The focus should be on droplet and contact spread. At the same time, we should not ignore the
airborne route. The above science review gives hints at activities that could increase airborne
transmission: sicker patients with higher viral loads, more coughing and sneezing, higher
respiratory rates, longer times spent with the patient, and of course aerosol generating
procedures. In these cases, the risk of airborne transmission increases, and we should consider
adding airborne precautions to our standard of contact and droplet PPE. 

Unfortunately, at this point I am not sure we understand the concept of “super spreaders” well
enough. It is clear they exist. I think the above review explains their existence: some people
produce far more aerosols than others, and if those same patients have high viral loads, you have
an infection control problem. The issue is we don’t know how to identify these patients, nor do
we know how to appropriately account for them in our current infection control practices. In my
mind, their existence is probably the best argument for universal mask use during an outbreak.

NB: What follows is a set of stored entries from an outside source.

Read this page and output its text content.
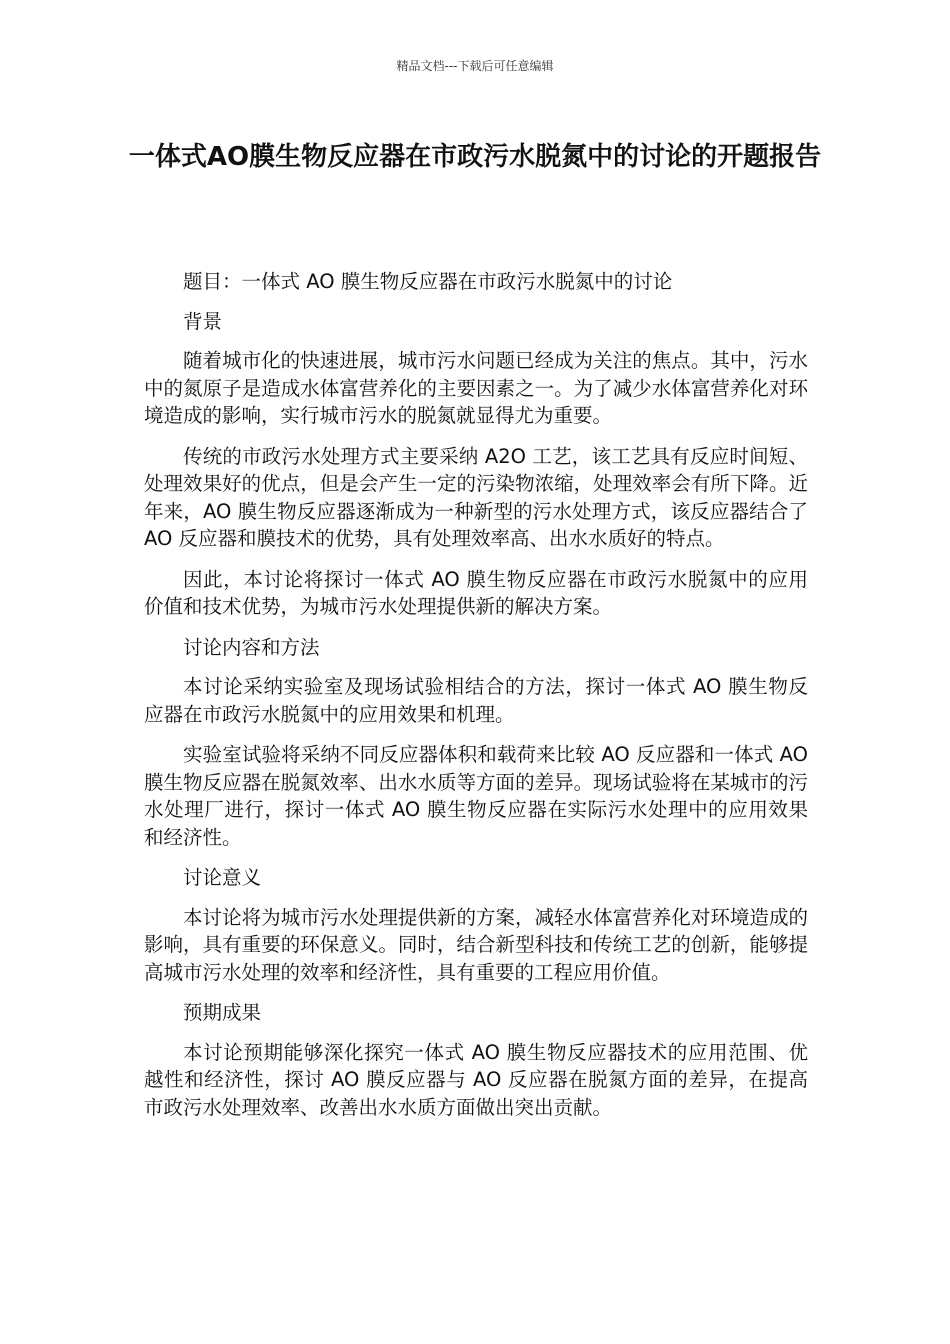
精品文档---下载后可任意编辑
一体式AO膜生物反应器在市政污水脱氮中的讨论的开题报告

题目：一体式 AO 膜生物反应器在市政污水脱氮中的讨论

背景

随着城市化的快速进展，城市污水问题已经成为关注的焦点。其中，污水中的氮原子是造成水体富营养化的主要因素之一。为了减少水体富营养化对环境造成的影响，实行城市污水的脱氮就显得尤为重要。

传统的市政污水处理方式主要采纳 A2O 工艺，该工艺具有反应时间短、处理效果好的优点，但是会产生一定的污染物浓缩，处理效率会有所下降。近年来，AO 膜生物反应器逐渐成为一种新型的污水处理方式，该反应器结合了 AO 反应器和膜技术的优势，具有处理效率高、出水水质好的特点。

因此，本讨论将探讨一体式 AO 膜生物反应器在市政污水脱氮中的应用价值和技术优势，为城市污水处理提供新的解决方案。

讨论内容和方法

本讨论采纳实验室及现场试验相结合的方法，探讨一体式 AO 膜生物反应器在市政污水脱氮中的应用效果和机理。

实验室试验将采纳不同反应器体积和载荷来比较 AO 反应器和一体式 AO 膜生物反应器在脱氮效率、出水水质等方面的差异。现场试验将在某城市的污水处理厂进行，探讨一体式 AO 膜生物反应器在实际污水处理中的应用效果和经济性。

讨论意义

本讨论将为城市污水处理提供新的方案，减轻水体富营养化对环境造成的影响，具有重要的环保意义。同时，结合新型科技和传统工艺的创新，能够提高城市污水处理的效率和经济性，具有重要的工程应用价值。

预期成果

本讨论预期能够深化探究一体式 AO 膜生物反应器技术的应用范围、优越性和经济性，探讨 AO 膜反应器与 AO 反应器在脱氮方面的差异，在提高市政污水处理效率、改善出水水质方面做出突出贡献。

I have said many times that the goal of every hospital during COVID-19 should be to ensure
that ZERO healthcare workers become infected in the course of their normal duties, while still
providing exemplary care to all of our patients. However, that goal may not be perfectly
attainable. There are always tradeoffs between risks. Removing your PPE further from the
patient may limit your exposure to droplets, but increases potential exposure to fomites as we
carry dirty PPE further from the source. The small risk of airborne transmission might suggest
increased use of N95 masks, but if we use our equipment in low risk scenarios it might not be
available for us in higher risk encounters. You might suggest wearing an N95 at all times, but we
have already seen providers suffering from skin breakdown and other complications.

There are no easy answers. If N95s were plentiful, I think if you make sense to wear them for all
encounters with suspected COVID patients. However, that is not the world we live in, and
although airborne spread is technically possible, it is incredibly unlikely. I am happy to wear a
surgical mask when assessing the average patient with respiratory complaints. I think that will
keep me close to 100% protected. But as the patient gets sicker and the risk of aerosols increases
(either through procedures or natural activities like coughing), I will switch to an N95.